Tecnología y descanso: cómo les afecta a los más pequeños

Sep 16, 2020 | NIÑOS, TE ACONSEJAMOS

Aunque no nos hacía falta ningún estudio para saber que el uso excesivo de la tecnología afecta al descanso de los más pequeños, ya disponemos de investigaciones que así lo demuestran. Sin ir más lejos, una publicación de la revista Pediatrics y realizada por científicos de la Universidad Estatal de Penn en Estados Unidos mostraba este impacto que generan los dispositivos electrónicos y digitales en el sueño y de niños y adolescentes. En primer lugar, los datos del artículo indican que hasta un 30% de los niños y un sorprendentemente alto 70% de adolescentes no dormían las horas recomendadas por los expertos.
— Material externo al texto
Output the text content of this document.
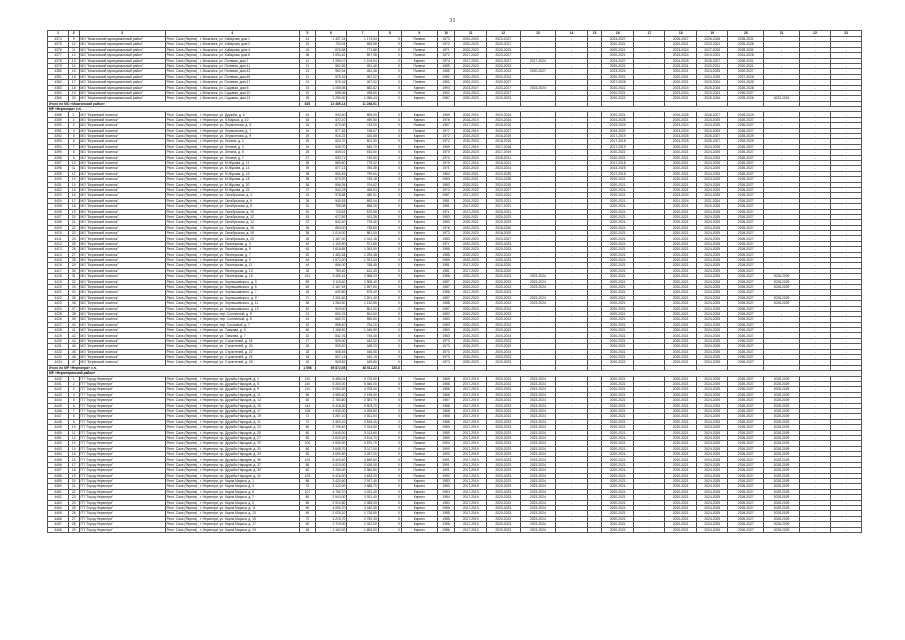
31
1	2	3	4	5	6	7	8	9	10	11	12	13	14	15	16	17	18	19	20	21	22	23
4374	9	МО "Можгинский муниципальный район"	Респ. Саха (Якутия) , г. Можгинск, ул. Хабарова, дом 1	41	1 497,24	1 174,54	0	Панели	1973	2020-2023	2023-2027	-	-	-	2024-2027	-	2026-2027	2026-2028	2028-2031	-	-	-
4375	10	МО "Можгинский муниципальный район"	Респ. Саха (Якутия) , г. Можгинск, ул. Хабарова, дом 2	22	733,04	655,58	0	Панели	1970	2020-2024	2020-2027	-	-	-	2020-2021	-	2020-2021	2023-2024	2025-2026	-	-	-
4376	11	МО "Можгинский муниципальный район"	Респ. Саха (Якутия) , г. Можгинск, ул. Хабарова, дом 4	24	876,68	771,86	0	Панели	1971	2020-2023	2020-2023	-	-	-	2020-2021	-	2023-2024	2027-2028	2028-2031	-	-	-
4377	12	МО "Можгинский муниципальный район"	Респ. Саха (Якутия) , г. Можгинск, ул. Хабарова, дом 6	36	1 094,40	807,98	0	Панели	1972	2017-2020	2023-2027	-	-	-	2020-2021	-	2019-2024	2019-2024	2024-2028	-	-	-
4378	13	МО "Можгинский муниципальный район"	Респ. Саха (Якутия) , г. Можгинск, ул. Полевая, дом 7	41	1 259,07	1 104,94	0	Кирпич	1974	2017-2020	2023-2027	2017-2024	-	-	2024-2027	-	2024-2025	2026-2027	2028-2031	-	-	-
4379	14	МО "Можгинский муниципальный район"	Респ. Саха (Якутия) , г. Можгинск, ул. Полевая, дом 41	21	562,36	451,46	0	Панели	1985	2020-2023	2020-2023	-	-	-	2020-2021	-	2029-2031	2020-2021	2020-2021	-	-	-
4380	15	МО "Можгинский муниципальный район"	Респ. Саха (Якутия) , г. Можгинск, ул. Полевая, дом 43	21	552,94	451,46	0	Панели	1985	2020-2023	2020-2023	2020-2027	-	-	2023-2024	-	2020-2021	2024-2025	2020-2027	-	-	-
4381	16	МО "Можгинский муниципальный район"	Респ. Саха (Якутия) , г. Можгинск, ул. Полевая, дом 45	21	575,16	467,02	0	Панели	1982	2020-2023	2020-2023	-	-	-	2020-2021	-	2020-2021	2024-2025	2027-2028	-	-	-
4382	17	МО "Можгинский муниципальный район"	Респ. Саха (Якутия) , г. Можгинск, ул. Полевая, дом 47	21	575,16	467,02	0	Панели	1982	2020-2023	2023-2027	-	-	-	2027-2028	-	2020-2021	2023-2024	2024-2025	-	-	-
4383	18	МО "Можгинский муниципальный район"	Респ. Саха (Якутия) , г. Можгинск, ул. Садовая, дом 5	24	1 065,98	882,62	0	Кирпич	1993	2023-2027	2023-2027	2023-2024	-	-	2020-2021	-	2023-2024	2026-2028	2026-2028	-	-	-
4384	19	МО "Можгинский муниципальный район"	Респ. Саха (Якутия) , г. Можгинск, ул. Садовая, дом 10	22	598,06	498,60	0	Панели	1962	2020-2023	2023-2027	-	-	-	2020-2021	-	2023-2024	2023-2024	2026-2027	-	-	-
4385	20	МО "Можгинский муниципальный район"	Респ. Саха (Якутия) , г. Можгинск, ул. Садовая, дом 12	39	1 290,00	1 056,44	0	Кирпич	1987	2020-2023	2020-2023	-	-	-	2020-2021	-	2020-2021	2025-2026	2025-2026	2023-2024	-	-
Итого по МО «Можгинский район»				625	12 489,14	11 248,61																
МР «Нерюнгри» с.п.																						
4388	1	МО "Беринский поселок"	Респ. Саха (Якутия) , г. Нерюнгри, ул. Дружбы, д. 6	43	942,60	805,09	0	Кирпич	1969	2020-2023	2020-2024	-	-	-	2020-2021	-	2024-2025	2026-2027	2028-2029	-	-	-
4389	2	МО "Беринский поселок"	Респ. Саха (Якутия) , г. Нерюнгри, ул. К.Маркса, д. 10	18	572,10	490,50	0	Кирпич	1976	2018-2019	2023-2024	-	-	-	2024-2025	-	2020-2021	2024-2025	2026-2027	-	-	-
4390	3	МО "Беринский поселок"	Респ. Саха (Якутия) , г. Нерюнгри, ул. Лермонтова, д. 5	24	870,00	743,00	0	Панели	1987	2017-2020	2018-2019	-	-	-	2019-2020	-	2023-2024	2024-2025	2026-2027	-	-	-
4391	4	МО "Беринский поселок"	Респ. Саха (Якутия) , г. Нерюнгри, ул. Лермонтова, д. 7	24	877,45	748,57	0	Панели	1977	2018-2019	2020-2027	-	-	-	2019-2020	-	2023-2024	2024-2025	2026-2027	-	-	-
4392	5	МО "Беринский поселок"	Респ. Саха (Якутия) , г. Нерюнгри, ул. Лермонтова, д. 9	25	515,22	430,68	0	Кирпич	1972	2020-2023	2016-2019	-	-	-	2017-2019	-	2024-2025	2026-2027	2028-2029	-	-	-
4393	6	МО "Беринский поселок"	Респ. Саха (Якутия) , г. Нерюнгри, ул. Ленина, д. 2	25	524,70	501,30	0	Кирпич	1972	2020-2023	2018-2019	-	-	-	2017-2018	-	2024-2025	2026-2027	2028-2029	-	-	-
4394	7	МО "Беринский поселок"	Респ. Саха (Якутия) , г. Нерюнгри, ул. Ленина, д. 3	24	549,70	540,70	0	Кирпич	1969	2017-2019	2017-2018	-	-	-	2017-2019	-	2020-2021	2024-2025	2026-2027	-	-	-
4395	8	МО "Беринский поселок"	Респ. Саха (Якутия) , г. Нерюнгри, ул. Ленина, д. 5	25	849,01	634,50	0	Кирпич	1970	2020-2023	2017-2019	-	-	-	2020-2021	-	2020-2021	2024-2025	2026-2027	-	-	-
4396	9	МО "Беринский поселок"	Респ. Саха (Якутия) , г. Нерюнгри, ул. Ленина, д. 7	27	833,71	749,50	0	Кирпич	1970	2020-2023	2018-2021	-	-	-	2020-2021	-	2020-2021	2024-2025	2026-2027	-	-	-
4397	10	МО "Беринский поселок"	Респ. Саха (Якутия) , г. Нерюнгри, ул. М.Жукова, д. 12	35	889,60	775,02	0	Кирпич	1970	2017-2018	2018-2021	-	-	-	2017-2018	-	2020-2021	2024-2025	2026-2027	-	-	-
4398	11	МО "Беринский поселок"	Респ. Саха (Якутия) , г. Нерюнгри, ул. М.Жукова, д. 14	39	877,13	780,38	0	Кирпич	1971	2020-2023	2023-2024	-	-	-	2024-2025	-	2020-2021	2024-2025	2026-2027	-	-	-
4399	12	МО "Беринский поселок"	Респ. Саха (Якутия) , г. Нерюнгри, ул. М.Жукова, д. 16	36	850,49	799,60	0	Кирпич	1984	2020-2021	2024-2025	-	-	-	2017-2018	-	2020-2021	2024-2025	2026-2027	-	-	-
4400	13	МО "Беринский поселок"	Респ. Саха (Якутия) , г. Нерюнгри, ул. М.Жукова, д. 18	36	879,20	745,18	0	Кирпич	1983	2020-2021	2024-2025	-	-	-	2020-2021	-	2020-2021	2024-2025	2026-2027	-	-	-
4401	14	МО "Беринский поселок"	Респ. Саха (Якутия) , г. Нерюнгри, ул. М.Жукова, д. 20	36	856,35	704,62	0	Кирпич	1983	2020-2021	2024-2025	-	-	-	2020-2021	-	2020-2021	2024-2025	2026-2027	-	-	-
4402	15	МО "Беринский поселок"	Респ. Саха (Якутия) , г. Нерюнгри, ул. М.Жукова, д. 22	27	542,23	456,03	0	Кирпич	1972	2020-2023	2023-2027	-	-	-	2020-2021	-	2020-2021	2024-2025	2026-2027	-	-	-
4403	16	МО "Беринский поселок"	Респ. Саха (Якутия) , г. Нерюнгри, ул. Октябрьская, д. 4	24	578,88	480,01	0	Кирпич	1987	2017-2020	2023-2024	-	-	-	2020-2021	-	2023-2024	2024-2025	2026-2027	-	-	-
4404	17	МО "Беринский поселок"	Респ. Саха (Якутия) , г. Нерюнгри, ул. Октябрьская, д. 6	26	940,53	853,44	0	Кирпич	1981	2020-2023	2020-2021	-	-	-	2020-2021	-	2021-2024	2021-2024	2026-2027	-	-	-
4405	18	МО "Беринский поселок"	Респ. Саха (Якутия) , г. Нерюнгри, ул. Октябрьская, д. 8	31	798,08	656,26	0	Кирпич	1981	2017-2020	2017-2021	-	-	-	2020-2021	-	2020-2021	2024-2025	2026-2027	-	-	-
4406	19	МО "Беринский поселок"	Респ. Саха (Якутия) , г. Нерюнгри, ул. Октябрьская, д. 10	20	715,63	575,96	0	Кирпич	1971	2017-2020	2018-2021	-	-	-	2020-2021	-	2020-2021	2024-2025	2026-2027	-	-	-
4407	20	МО "Беринский поселок"	Респ. Саха (Якутия) , г. Нерюнгри, ул. Октябрьская, д. 12	43	677,59	511,38	0	Кирпич	1983	2020-2021	2020-2023	-	-	-	2020-2021	-	2020-2021	2024-2025	2026-2027	-	-	-
4408	21	МО "Беринский поселок"	Респ. Саха (Якутия) , г. Нерюнгри, ул. Октябрьская, д. 14	37	842,40	715,40	0	Кирпич	1983	2020-2021	2020-2023	-	-	-	2020-2021	-	2020-2021	2024-2025	2026-2027	-	-	-
4409	22	МО "Беринский поселок"	Респ. Саха (Якутия) , г. Нерюнгри, ул. Октябрьская, д. 16	26	854,00	735,80	0	Кирпич	1976	2020-2023	2018-2020	-	-	-	2020-2021	-	2020-2021	2024-2025	2026-2027	-	-	-
4410	23	МО "Беринский поселок"	Респ. Саха (Якутия) , г. Нерюнгри, ул. Октябрьская, д. 18	38	1 019,00	861,00	0	Кирпич	1973	2020-2023	2018-2020	-	-	-	2020-2021	-	2020-2021	2024-2025	2026-2027	-	-	-
4411	24	МО "Беринский поселок"	Респ. Саха (Якутия) , г. Нерюнгри, ул. Октябрьская, д. 20	26	1 187,00	1 012,18	0	Кирпич	1983	2020-2023	2023-2027	-	-	-	2020-2021	-	2020-2021	2024-2025	2026-2027	-	-	-
4412	25	МО "Беринский поселок"	Респ. Саха (Якутия) , г. Нерюнгри, ул. Пионерская, д. 3	42	1 100,90	971,80	0	Кирпич	1977	2020-2023	2020-2023	-	-	-	2020-2021	-	2020-2021	2024-2025	2026-2027	-	-	-
4413	26	МО "Беринский поселок"	Респ. Саха (Якутия) , г. Нерюнгри, ул. Пионерская, д. 5	62	1 618,85	1 343,90	0	Кирпич	1985	2020-2023	2020-2023	-	-	-	2020-2021	-	2020-2021	2024-2025	2026-2027	-	-	-
4414	27	МО "Беринский поселок"	Респ. Саха (Якутия) , г. Нерюнгри, ул. Пионерская, д. 7	52	1 463,28	1 254,48	0	Кирпич	1985	2020-2023	2020-2023	-	-	-	2020-2021	-	2020-2021	2024-2025	2026-2027	-	-	-
4415	28	МО "Беринский поселок"	Респ. Саха (Якутия) , г. Нерюнгри, ул. Пионерская, д. 9	64	1 572,00	1 331,04	0	Кирпич	1985	2020-2023	2020-2023	-	-	-	2020-2021	-	2020-2021	2024-2025	2026-2027	-	-	-
4416	29	МО "Беринский поселок"	Респ. Саха (Якутия) , г. Нерюнгри, ул. Пионерская, д. 11	44	866,00	768,48	0	Кирпич	1981	2017-2020	2018-2020	-	-	-	2020-2021	-	2020-2021	2024-2025	2026-2027	-	-	-
4417	30	МО "Беринский поселок"	Респ. Саха (Якутия) , г. Нерюнгри, ул. Пионерская, д. 13	32	780,40	612,40	0	Кирпич	1981	2017-2020	2018-2020	-	-	-	2020-2021	-	2020-2021	2024-2025	2026-2027	-	-	-
4418	31	МО "Беринский поселок"	Респ. Саха (Якутия) , г. Нерюнгри, ул. Пионерская, д. 15	151	3 456,16	2 968,33	0	Кирпич	1986	2020-2023	2020-2023	2023-2024	-	-	2020-2021	-	2020-2021	2024-2025	2026-2027	2028-2029	-	-
4419	32	МО "Беринский поселок"	Респ. Саха (Якутия) , г. Нерюнгри, ул. Чернышевского, д. 3	59	2 119,40	1 908,40	0	Кирпич	1987	2020-2023	2020-2023	2023-2024	-	-	2020-2021	-	2020-2021	2024-2025	2026-2027	2028-2029	-	-
4420	33	МО "Беринский поселок"	Респ. Саха (Якутия) , г. Нерюнгри, ул. Чернышевского, д. 5	63	2 167,49	1 897,60	0	Кирпич	1987	2020-2023	2020-2023	2023-2024	-	-	2020-2021	-	2020-2021	2024-2025	2026-2027	2028-2029	-	-
4421	34	МО "Беринский поселок"	Респ. Саха (Якутия) , г. Нерюнгри, ул. Чернышевского, д. 7	26	649,80	575,40	0	Кирпич	1988	2017-2020	2020-2023	-	-	-	2020-2021	-	2020-2021	2024-2025	2026-2027	-	-	-
4422	35	МО "Беринский поселок"	Респ. Саха (Якутия) , г. Нерюнгри, ул. Чернышевского, д. 9	71	1 341,60	1 201,40	0	Кирпич	1987	2020-2023	2020-2023	2023-2024	-	-	2020-2021	-	2020-2021	2024-2025	2026-2027	2028-2029	-	-
4423	36	МО "Беринский поселок"	Респ. Саха (Якутия) , г. Нерюнгри, ул. Чернышевского, д. 11	56	1 284,30	1 132,85	0	Кирпич	1988	2020-2023	2020-2023	2023-2024	-	-	2020-2021	-	2020-2021	2024-2025	2026-2027	2028-2029	-	-
4424	37	МО "Беринский поселок"	Респ. Саха (Якутия) , г. Нерюнгри, ул. Чернышевского, д. 13	40	919,00	801,00	0	Кирпич	1987	2020-2023	2020-2023	-	-	-	2020-2021	-	2020-2021	2024-2025	2026-2027	-	-	-
4425	38	МО "Беринский поселок"	Респ. Саха (Якутия) , г. Нерюнгри, пер. Солнечный, д. 5	21	600,76	504,60	0	Кирпич	1983	2020-2023	2020-2023	-	-	-	2020-2021	-	2020-2021	2024-2025	2026-2027	-	-	-
4426	39	МО "Беринский поселок"	Респ. Саха (Якутия) , г. Нерюнгри, пер. Солнечный, д. 8	24	660,70	590,60	0	Кирпич	1983	2020-2023	2020-2023	-	-	-	2020-2021	-	2020-2021	2024-2025	2026-2027	-	-	-
4427	40	МО "Беринский поселок"	Респ. Саха (Якутия) , г. Нерюнгри, пер. Сосновый, д. 7	32	858,40	754,20	0	Кирпич	1983	2020-2023	2020-2023	-	-	-	2020-2021	-	2020-2021	2024-2025	2026-2027	-	-	-
4428	41	МО "Беринский поселок"	Респ. Саха (Якутия) , г. Нерюнгри, ул. Таежная, д. 5	48	1 168,30	1 045,80	0	Кирпич	1983	2020-2023	2020-2023	-	-	-	2020-2021	-	2020-2021	2024-2025	2026-2027	-	-	-
4429	42	МО "Беринский поселок"	Респ. Саха (Якутия) , г. Нерюнгри, ул. Таежная, д. 7	32	842,76	745,48	0	Кирпич	1983	2020-2023	2020-2023	-	-	-	2020-2021	-	2020-2021	2024-2025	2026-2027	-	-	-
4430	43	МО "Беринский поселок"	Респ. Саха (Якутия) , г. Нерюнгри, ул. Строителей, д. 18	17	509,00	442,32	0	Кирпич	1973	2020-2023	2020-2023	-	-	-	2020-2021	-	2020-2021	2024-2025	2026-2027	-	-	-
4431	44	МО "Беринский поселок"	Респ. Саха (Якутия) , г. Нерюнгри, ул. Строителей, д. 20	18	509,20	448,20	0	Кирпич	1973	2020-2023	2020-2023	-	-	-	2020-2021	-	2020-2021	2024-2025	2026-2027	-	-	-
4432	45	МО "Беринский поселок"	Респ. Саха (Якутия) , г. Нерюнгри, ул. Строителей, д. 22	18	508,45	446,65	0	Кирпич	1973	2020-2023	2020-2023	-	-	-	2020-2021	-	2020-2021	2024-2025	2026-2027	-	-	-
4433	46	МО "Беринский поселок"	Респ. Саха (Якутия) , г. Нерюнгри, ул. Строителей, д. 24	18	507,13	440,19	0	Кирпич	1973	2020-2023	2020-2023	-	-	-	2020-2021	-	2020-2021	2024-2025	2026-2027	-	-	-
4434	47	МО "Беринский поселок"	Респ. Саха (Якутия) , г. Нерюнгри, ул. Строителей, д. 26	18	509,82	449,80	0	Кирпич	1973	2020-2023	2020-2023	-	-	-	2020-2021	-	2020-2021	2024-2025	2026-2027	-	-	-
Итого по МР «Нерюнгри» с.п.				1 598	55 872,08	48 511,22	320,8															
МР «Нерюнгринский район»																						
4440	1	ГП "Город Нерюнгри"	Респ. Саха (Якутия) , г. Нерюнгри, пр. Дружбы Народов, д. 1	120	5 485,04	4 729,90	0	Панели	1985	2017-2019	2020-2023	2023-2024	-	-	2020-2021	-	2020-2021	2024-2025	2026-2027	2028-2029	-	-
4441	2	ГП "Город Нерюнгри"	Респ. Саха (Якутия) , г. Нерюнгри, пр. Дружбы Народов, д. 5	140	6 300,00	5 466,00	0	Панели	1986	2017-2019	2020-2023	2023-2024	-	-	2020-2021	-	2020-2021	2024-2025	2026-2027	2028-2029	-	-
4442	3	ГП "Город Нерюнгри"	Респ. Саха (Якутия) , г. Нерюнгри, пр. Дружбы Народов, д. 9	110	5 063,30	4 378,40	0	Панели	1986	2017-2019	2020-2023	2023-2024	-	-	2020-2021	-	2020-2021	2024-2025	2026-2027	2028-2029	-	-
4443	4	ГП "Город Нерюнгри"	Респ. Саха (Якутия) , г. Нерюнгри, пр. Дружбы Народов, д. 11	56	2 580,60	2 196,40	0	Панели	1986	2017-2019	2020-2023	2023-2024	-	-	2020-2021	-	2020-2021	2024-2025	2026-2027	2028-2029	-	-
4444	5	ГП "Город Нерюнгри"	Респ. Саха (Якутия) , г. Нерюнгри, пр. Дружбы Народов, д. 13	60	2 780,80	2 387,70	0	Панели	1987	2017-2019	2020-2023	2023-2024	-	-	2020-2021	-	2020-2021	2024-2025	2026-2027	2028-2029	-	-
4445	6	ГП "Город Нерюнгри"	Респ. Саха (Якутия) , г. Нерюнгри, пр. Дружбы Народов, д. 15	144	6 418,30	5 503,70	0	Панели	1988	2017-2019	2020-2023	2023-2024	-	-	2020-2021	-	2020-2021	2024-2025	2026-2027	2028-2029	-	-
4446	7	ГП "Город Нерюнгри"	Респ. Саха (Якутия) , г. Нерюнгри, пр. Дружбы Народов, д. 17	108	4 930,00	4 208,80	0	Панели	1988	2017-2019	2020-2023	2023-2024	-	-	2020-2021	-	2020-2021	2024-2025	2026-2027	2028-2029	-	-
4447	8	ГП "Город Нерюнгри"	Респ. Саха (Якутия) , г. Нерюнгри, пр. Дружбы Народов, д. 19	72	3 287,10	2 811,04	0	Панели	1988	2017-2019	2020-2023	2023-2024	-	-	2020-2021	-	2020-2021	2024-2025	2026-2027	2028-2029	-	-
4448	9	ГП "Город Нерюнгри"	Респ. Саха (Якутия) , г. Нерюнгри, пр. Дружбы Народов, д. 21	72	3 300,10	2 816,40	0	Панели	1988	2017-2019	2020-2023	2023-2024	-	-	2020-2021	-	2020-2021	2024-2025	2026-2027	2028-2029	-	-
4449	10	ГП "Город Нерюнгри"	Респ. Саха (Якутия) , г. Нерюнгри, пр. Дружбы Народов, д. 23	60	2 706,40	2 314,50	0	Панели	1989	2017-2019	2020-2023	2023-2024	-	-	2020-2021	-	2020-2021	2024-2025	2026-2027	2028-2029	-	-
4450	11	ГП "Город Нерюнгри"	Респ. Саха (Якутия) , г. Нерюнгри, пр. Дружбы Народов, д. 25	80	3 640,00	3 113,60	0	Панели	1989	2017-2019	2020-2023	2023-2024	-	-	2020-2021	-	2020-2021	2024-2025	2026-2027	2028-2029	-	-
4451	12	ГП "Город Нерюнгри"	Респ. Саха (Якутия) , г. Нерюнгри, пр. Дружбы Народов, д. 27	80	3 620,20	3 104,70	0	Панели	1989	2017-2019	2020-2023	2023-2024	-	-	2020-2021	-	2020-2021	2024-2025	2026-2027	2028-2029	-	-
4452	13	ГП "Город Нерюнгри"	Респ. Саха (Якутия) , г. Нерюнгри, пр. Дружбы Народов, д. 29	100	4 530,00	3 870,70	0	Панели	1990	2017-2019	2020-2023	2023-2024	-	-	2020-2021	-	2020-2021	2024-2025	2026-2027	2028-2029	-	-
4453	14	ГП "Город Нерюнгри"	Респ. Саха (Якутия) , г. Нерюнгри, пр. Дружбы Народов, д. 31	80	3 645,70	3 117,00	0	Панели	1990	2017-2019	2020-2023	2023-2024	-	-	2020-2021	-	2020-2021	2024-2025	2026-2027	2028-2029	-	-
4454	15	ГП "Город Нерюнгри"	Респ. Саха (Якутия) , г. Нерюнгри, пр. Дружбы Народов, д. 33	90	4 090,50	3 497,00	0	Панели	1990	2017-2019	2020-2023	2023-2024	-	-	2020-2021	-	2020-2021	2024-2025	2026-2027	2028-2029	-	-
4455	16	ГП "Город Нерюнгри"	Респ. Саха (Якутия) , г. Нерюнгри, пр. Дружбы Народов, д. 35	120	5 420,40	4 650,60	0	Панели	1991	2017-2019	2020-2023	2023-2024	-	-	2020-2021	-	2020-2021	2024-2025	2026-2027	2028-2029	-	-
4456	17	ГП "Город Нерюнгри"	Респ. Саха (Якутия) , г. Нерюнгри, пр. Дружбы Народов, д. 37	88	4 010,00	3 426,40	0	Панели	1991	2017-2019	2020-2023	2023-2024	-	-	2020-2021	-	2020-2021	2024-2025	2026-2027	2028-2029	-	-
4457	18	ГП "Город Нерюнгри"	Респ. Саха (Якутия) , г. Нерюнгри, пр. Дружбы Народов, д. 39	60	2 760,00	2 360,80	0	Панели	1991	2017-2019	2020-2023	2023-2024	-	-	2020-2021	-	2020-2021	2024-2025	2026-2027	2028-2029	-	-
4458	19	ГП "Город Нерюнгри"	Респ. Саха (Якутия) , г. Нерюнгри, пр. Дружбы Народов, д. 41	120	5 416,00	4 633,20	0	Панели	1992	2017-2019	2020-2023	2023-2024	-	-	2020-2021	-	2020-2021	2024-2025	2026-2027	2028-2029	-	-
4459	20	ГП "Город Нерюнгри"	Респ. Саха (Якутия) , г. Нерюнгри, ул. Карла Маркса, д. 1	88	3 420,60	2 917,40	0	Кирпич	1983	2017-2019	2020-2023	2023-2024	-	-	2020-2021	-	2020-2021	2024-2025	2026-2027	2028-2029	-	-
4460	21	ГП "Город Нерюнгри"	Респ. Саха (Якутия) , г. Нерюнгри, ул. Карла Маркса, д. 3	70	3 120,00	2 685,70	0	Кирпич	1983	2017-2019	2020-2023	2023-2024	-	-	2020-2021	-	2020-2021	2024-2025	2026-2027	2028-2029	-	-
4461	22	ГП "Город Нерюнгри"	Респ. Саха (Якутия) , г. Нерюнгри, ул. Карла Маркса, д. 5	107	4 750,70	4 031,40	0	Кирпич	1984	2017-2019	2020-2023	2023-2024	-	-	2020-2021	-	2020-2021	2024-2025	2026-2027	2028-2029	-	-
4462	23	ГП "Город Нерюнгри"	Респ. Саха (Якутия) , г. Нерюнгри, ул. Карла Маркса, д. 7	80	3 543,00	3 031,40	0	Кирпич	1984	2017-2019	2020-2023	2023-2024	-	-	2020-2021	-	2020-2021	2024-2025	2026-2027	2028-2029	-	-
4463	24	ГП "Город Нерюнгри"	Респ. Саха (Якутия) , г. Нерюнгри, ул. Карла Маркса, д. 9	65	2 910,80	2 485,00	0	Кирпич	1984	2017-2019	2020-2023	2023-2024	-	-	2020-2021	-	2020-2021	2024-2025	2026-2027	2028-2029	-	-
4464	25	ГП "Город Нерюнгри"	Респ. Саха (Якутия) , г. Нерюнгри, ул. Карла Маркса, д. 11	90	4 000,70	3 440,30	0	Кирпич	1985	2017-2019	2020-2023	2023-2024	-	-	2020-2021	-	2020-2021	2024-2025	2026-2027	2028-2029	-	-
4465	26	ГП "Город Нерюнгри"	Респ. Саха (Якутия) , г. Нерюнгри, ул. Карла Маркса, д. 13	45	2 025,10	1 726,80	0	Кирпич	1985	2017-2019	2020-2023	2023-2024	-	-	2020-2021	-	2020-2021	2024-2025	2026-2027	2028-2029	-	-
4466	27	ГП "Город Нерюнгри"	Респ. Саха (Якутия) , г. Нерюнгри, ул. Карла Маркса, д. 15	72	3 215,70	2 752,30	0	Кирпич	1985	2017-2019	2020-2023	2023-2024	-	-	2020-2021	-	2020-2021	2024-2025	2026-2027	2028-2029	-	-
4467	28	ГП "Город Нерюнгри"	Респ. Саха (Якутия) , г. Нерюнгри, ул. Карла Маркса, д. 17	60	2 715,00	2 322,00	0	Кирпич	1986	2017-2019	2020-2023	2023-2024	-	-	2020-2021	-	2020-2021	2024-2025	2026-2027	2028-2029	-	-
4468	29	ГП "Город Нерюнгри"	Респ. Саха (Якутия) , г. Нерюнгри, ул. Карла Маркса, д. 19	48	2 162,00	1 853,00	0	Кирпич	1986	2017-2019	2020-2023	2023-2024	-	-	2020-2021	-	2020-2021	2024-2025	2026-2027	2028-2029	-	-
En un nivel más profundo, el estudio demostraba que el 75% de los menores tenían estos dispositivos electrónicos en sus dormitorios y un 65% confesaba utilizarlos en los momentos más previos a irse a la cama.

Luz, sonido, ruidos: así influyen los dispositivos electrónicos al descanso de los más pequeños de la casa

Lo que hoy en día ya son datos palpables y publicados por prestigiosas universidades, anteriormente eran sensaciones que podíamos observar en nuestros propios hijos. Por puras razones lógicas, la tecnología mengua las horas de sueño y empeora la calidad del mismo por tres razones principales:

1- A mayor tiempo de exposición televisiva, horas de ordenador, mensajes de Whatsapp y uso de las redes sociales, menos horas dedican al descanso y al sueño.

2- El uso de dispositivos electrónicos (entre los que incluimos la televisión) estimula de manera cognitiva el cerebro de los menores, lo que provoca una peor conciliación del sueño y un deterioro de su calidad.

3- La luz que emiten los dispositivos electrónicos también afecta al ritmo circadiano de las personas, lo cual acaba provocando una desincronización del reloj interno biológico.

Si de por sí, este uso incrementado de aparatos electrónicos afecta a todo tipo de personas independientemente de su edad, imagina cómo puede influir en el descanso de niños y adolescentes con un mayor nivel de excitación y peor control de sus emociones y actos.

Teniendo en cuenta que el número de horas recomendadas de sueño para niños pequeños de hasta 4 ó 5 años de edad puede llegar a las once, hoy en día ya hay especialistas y pediatras que hablan de pequeños que no superan las 7 horas de sueño. ¿El motivo? A pesar de su corta edad, los padres permiten que se queden viendo la tele o utilizando la Tablet de manera primaria hasta unas horas nada recomendables para la edad infantil.

Por razones obvias, acostar a un niño que hasta pocos minutos antes ha estado consumiendo contenido audiovisual (impactos visuales, sonidos, música, luz…) es sinónimo de estado de excitación que no puede desaparecer por el mero hecho de meterlo en la cama. Es cuando entra el principal problema, la conciliación del sueño tarda en producirse y llega el siguiente paso: disminuyen las horas de descanso.

El siguiente paso del círculo vicioso ocurre al día siguiente. Tras no haber descansado lo suficiente, al niño le va a resultar imposible rendir al 100% en la escuela. Seis o siete horas durmiendo acaba concluyendo en un peor rendimiento académico y problemas con los profesores. Pero no solo este menor rendimiento escolar es el único de los problemas. Más bien podríamos hablar de una puerta de entrada a otras patologías: depresión, obesidad y desarrollo de ciertos trastornos de índole psicológico como el déficit de atención y la hiperactividad (TDAH).

Afortunadamente, el principal factor que puede acabar con este bucle y el alto consumo de dispositivos electrónicos reside mayoritariamente en los padres. Fijar ciertos límites a este tipo de actividades y enseñarles que hay tiempo para todos puede ayudarles a encontrar la calma, relajarse y prepararse para descansar. Pero además de horarios y pedagogía, existen otros consejos que pueden seguir los progenitores:

– Obviamente, quitar todos los dispositivos tecnológicos y electrónicos de los dormitorios infantiles. Una habitación libre de televisión, ordenador, Tablet o smartphone se convertirá en un espacio que incite a la relajación.

– Para ayudar a entender a los niños que las habitaciones no son lugar para los dispositivos electrónicos, nada mejor que predicar con el ejemplo. Es decir, todos los miembros de la familia dejarán sus teléfonos y portátiles en algún lugar común de la casa.

– Establecer las noches como un momento de relajación y descanso para toda la familia. Para ello, nada mejor que fijar ciertas rutinas que ayuden a la higiene del sueño.